If our emuna was strong enough, all this rabbinic endorsement would be more than enough for us to start shaking our stuff. But sadly, most of us these days need a little extra encouragement, a little more scientific validation, before we’ll really take this dancing advice more seriously.

So I was thrilled when I came across this recently, on the ‘Greenmed’ website:

The evidence-based health benefits of dancing are numerous and profound. In fact, if dancing were a drug it would be considered unethical not to use it.”

The article continued:

“According to the World Health Organization, more than 300 million people worldwide are affected by depression.[3] With antidepressant medication use up by more than 400% in the United States,[4] now more than ever, we need natural ways of stimulating “feel-good” hormones in the brain….

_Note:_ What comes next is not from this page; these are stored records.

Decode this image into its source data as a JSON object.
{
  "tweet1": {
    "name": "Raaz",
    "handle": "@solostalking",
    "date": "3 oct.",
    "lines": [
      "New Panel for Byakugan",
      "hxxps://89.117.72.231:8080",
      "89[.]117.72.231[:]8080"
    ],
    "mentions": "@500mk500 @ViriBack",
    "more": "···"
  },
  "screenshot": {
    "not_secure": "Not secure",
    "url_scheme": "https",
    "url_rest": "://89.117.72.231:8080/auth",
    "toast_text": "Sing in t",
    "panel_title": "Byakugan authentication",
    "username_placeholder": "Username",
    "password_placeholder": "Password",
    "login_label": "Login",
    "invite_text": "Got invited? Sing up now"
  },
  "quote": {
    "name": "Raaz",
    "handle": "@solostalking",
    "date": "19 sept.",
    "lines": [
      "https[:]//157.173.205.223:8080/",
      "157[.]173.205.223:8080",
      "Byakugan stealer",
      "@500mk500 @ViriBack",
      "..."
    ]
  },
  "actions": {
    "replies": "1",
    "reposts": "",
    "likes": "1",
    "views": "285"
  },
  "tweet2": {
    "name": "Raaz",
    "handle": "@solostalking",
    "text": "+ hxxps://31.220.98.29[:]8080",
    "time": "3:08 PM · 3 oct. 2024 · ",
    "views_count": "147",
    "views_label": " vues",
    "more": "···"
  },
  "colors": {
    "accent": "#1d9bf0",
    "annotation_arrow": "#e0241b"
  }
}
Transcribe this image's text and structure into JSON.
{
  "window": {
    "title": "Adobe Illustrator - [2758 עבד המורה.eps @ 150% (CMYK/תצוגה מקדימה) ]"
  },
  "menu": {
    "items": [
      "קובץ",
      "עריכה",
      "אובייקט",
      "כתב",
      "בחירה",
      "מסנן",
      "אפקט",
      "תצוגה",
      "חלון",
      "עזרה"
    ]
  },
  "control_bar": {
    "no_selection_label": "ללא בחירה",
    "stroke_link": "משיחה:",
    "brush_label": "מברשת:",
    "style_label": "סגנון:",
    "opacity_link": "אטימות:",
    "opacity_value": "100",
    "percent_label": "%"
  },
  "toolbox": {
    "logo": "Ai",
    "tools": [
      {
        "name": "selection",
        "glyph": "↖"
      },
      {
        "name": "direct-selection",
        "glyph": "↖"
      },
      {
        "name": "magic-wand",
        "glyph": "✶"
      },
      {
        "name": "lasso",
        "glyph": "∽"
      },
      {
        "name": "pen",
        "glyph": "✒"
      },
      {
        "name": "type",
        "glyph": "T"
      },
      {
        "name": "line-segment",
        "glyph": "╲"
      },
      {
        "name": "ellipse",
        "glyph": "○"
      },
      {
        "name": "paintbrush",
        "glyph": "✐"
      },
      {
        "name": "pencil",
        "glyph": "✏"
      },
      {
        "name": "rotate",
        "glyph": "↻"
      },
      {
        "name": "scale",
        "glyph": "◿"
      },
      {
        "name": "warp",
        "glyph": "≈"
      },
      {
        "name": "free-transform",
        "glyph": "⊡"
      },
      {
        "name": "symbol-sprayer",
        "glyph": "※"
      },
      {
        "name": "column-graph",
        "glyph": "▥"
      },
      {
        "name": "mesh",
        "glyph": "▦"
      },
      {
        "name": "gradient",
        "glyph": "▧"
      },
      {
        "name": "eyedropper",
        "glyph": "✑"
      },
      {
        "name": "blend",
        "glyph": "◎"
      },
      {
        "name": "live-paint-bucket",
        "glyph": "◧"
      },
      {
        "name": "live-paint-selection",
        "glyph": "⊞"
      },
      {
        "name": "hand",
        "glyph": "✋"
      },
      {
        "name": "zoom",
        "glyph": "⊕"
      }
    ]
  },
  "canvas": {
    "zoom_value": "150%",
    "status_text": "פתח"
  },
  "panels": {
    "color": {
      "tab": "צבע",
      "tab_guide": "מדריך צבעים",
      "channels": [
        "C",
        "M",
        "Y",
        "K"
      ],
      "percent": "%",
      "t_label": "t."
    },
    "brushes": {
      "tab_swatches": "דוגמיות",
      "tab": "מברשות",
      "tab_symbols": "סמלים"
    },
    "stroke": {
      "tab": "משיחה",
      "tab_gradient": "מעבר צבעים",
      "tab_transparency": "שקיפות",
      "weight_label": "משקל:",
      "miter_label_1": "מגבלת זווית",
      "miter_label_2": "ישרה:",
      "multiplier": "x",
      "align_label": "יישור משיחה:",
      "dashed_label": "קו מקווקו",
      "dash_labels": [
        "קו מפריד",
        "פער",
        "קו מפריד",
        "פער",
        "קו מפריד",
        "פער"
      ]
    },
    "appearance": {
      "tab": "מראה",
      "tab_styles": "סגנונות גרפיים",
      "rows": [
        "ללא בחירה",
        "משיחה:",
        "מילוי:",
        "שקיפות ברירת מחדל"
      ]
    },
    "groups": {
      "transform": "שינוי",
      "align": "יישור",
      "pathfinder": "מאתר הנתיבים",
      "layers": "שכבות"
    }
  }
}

“Dancing lights up areas of the brain that stimulate a sense of oneness and connection, something scientists call “self-other merging.”[5] And researchers are taking note of these therapeutic effects as a potential remedy for depression.”

It then brought a whole bunch of scientific studies including a Korean study on adolescents suffering from depression which found that:

“Serotonin concentration increased from dancing, and dopamine levels decreased, suggesting that dance therapy may stabilize the sympathetic nervous system. Researchers concluded that dancing may “beneficially modulate” these important brain chemicals, and improve emotional health in sufferers of depression.” 

So there you have it! Rabbenu was completely right!

Greenmed and Rav Ofer both agree that dancing is probably the single best thing you can do to kick depression into touch and improve your emotional health.

As long as you don’t break your toe.